Arrivo degli americani. Trascorre velocemente l’estate senza che il gruppo cui appartiene Maestri possa fare rientro in Italia: il 15 luglio 1945 giunge in Germania una commissione del Vaticano il cui scopo è quello di comunicare alle famiglie le rispettive novità. Attraverso Stoccarda e Ulm, ai primi di agosto Maestri inizia il suo percorso di rientro verso la patria.  Arriva a Trento il 10 agosto 1945 e scopre che il fratello Aldo è morto in combattimento il 9 settembre 1943 contro i tedeschi. La narrazione continua, senza interruzioni, per raccontare tutto il periodo successivo al rientro dalla prigionia. E’ sicuramente interessante la descrizione dei piccoli meccanismi quotidiani di reinserimento nella vita sociale e anche dell’aiuto che la comunità locale cerca in qualche modo di dare sopperendo alle carenze delle istituzioni statali (“Ricevo £.1.000 dalla Lotteria fatta ieri Pro Reduci”, 17 settembre 1945).

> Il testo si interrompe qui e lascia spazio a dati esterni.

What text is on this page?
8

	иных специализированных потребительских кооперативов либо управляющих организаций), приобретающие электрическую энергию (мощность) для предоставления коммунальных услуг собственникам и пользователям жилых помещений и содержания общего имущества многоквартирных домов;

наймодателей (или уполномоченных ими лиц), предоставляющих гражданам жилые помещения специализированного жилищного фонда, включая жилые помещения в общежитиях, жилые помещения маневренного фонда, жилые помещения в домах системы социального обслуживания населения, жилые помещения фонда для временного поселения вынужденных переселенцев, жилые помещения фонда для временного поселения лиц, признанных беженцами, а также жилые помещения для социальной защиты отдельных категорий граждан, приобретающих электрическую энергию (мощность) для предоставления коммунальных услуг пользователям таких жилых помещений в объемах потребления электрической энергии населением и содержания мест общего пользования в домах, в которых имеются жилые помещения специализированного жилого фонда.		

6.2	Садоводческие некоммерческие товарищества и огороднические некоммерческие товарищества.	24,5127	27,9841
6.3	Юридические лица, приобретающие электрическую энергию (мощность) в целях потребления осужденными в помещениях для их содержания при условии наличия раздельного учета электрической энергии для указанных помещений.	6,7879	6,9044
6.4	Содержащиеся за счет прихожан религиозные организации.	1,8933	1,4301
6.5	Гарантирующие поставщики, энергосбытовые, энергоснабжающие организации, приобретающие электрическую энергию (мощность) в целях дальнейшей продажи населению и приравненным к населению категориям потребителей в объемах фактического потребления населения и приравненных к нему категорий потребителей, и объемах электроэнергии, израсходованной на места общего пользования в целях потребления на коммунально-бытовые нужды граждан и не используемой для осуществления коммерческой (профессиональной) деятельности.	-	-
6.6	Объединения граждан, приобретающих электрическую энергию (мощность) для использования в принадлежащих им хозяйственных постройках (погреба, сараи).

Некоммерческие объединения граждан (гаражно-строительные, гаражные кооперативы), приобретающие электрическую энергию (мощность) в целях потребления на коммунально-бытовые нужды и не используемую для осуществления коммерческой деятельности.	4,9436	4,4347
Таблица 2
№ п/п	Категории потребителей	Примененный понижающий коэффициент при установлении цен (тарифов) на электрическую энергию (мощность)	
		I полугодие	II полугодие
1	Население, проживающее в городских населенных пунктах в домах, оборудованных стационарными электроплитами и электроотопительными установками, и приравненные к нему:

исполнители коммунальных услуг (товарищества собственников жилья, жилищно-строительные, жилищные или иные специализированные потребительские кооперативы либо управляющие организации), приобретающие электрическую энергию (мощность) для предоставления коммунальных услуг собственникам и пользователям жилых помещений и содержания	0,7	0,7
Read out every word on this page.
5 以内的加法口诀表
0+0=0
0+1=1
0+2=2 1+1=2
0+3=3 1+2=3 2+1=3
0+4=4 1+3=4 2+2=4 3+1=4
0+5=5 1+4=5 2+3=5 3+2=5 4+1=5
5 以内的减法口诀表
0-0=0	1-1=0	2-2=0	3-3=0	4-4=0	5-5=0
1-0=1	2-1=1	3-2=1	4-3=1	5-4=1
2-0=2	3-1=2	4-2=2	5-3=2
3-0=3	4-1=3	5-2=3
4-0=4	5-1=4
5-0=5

30 settembre 1945: “Domenica. Sono chiamato a Pinzolo all’adunata di tutti gli IMI. La passo allegra”.

Il diario, anche nelle parti successive, ripropone di tanto in tanto il tema dell’internamento (soprattutto in riferimento alle richieste di sussidio che vengono presentate).

MANFREDI FERDINANDO Luogo di conservazione dei documenti: presso l’autore. Si tratta di un cospicuo numero di lettere e cartoline. I documenti sono importanti anche per la tipologia dei supporti (ad esempio, cartoline e lettere scritte sulla carta dei sacchi di cemento).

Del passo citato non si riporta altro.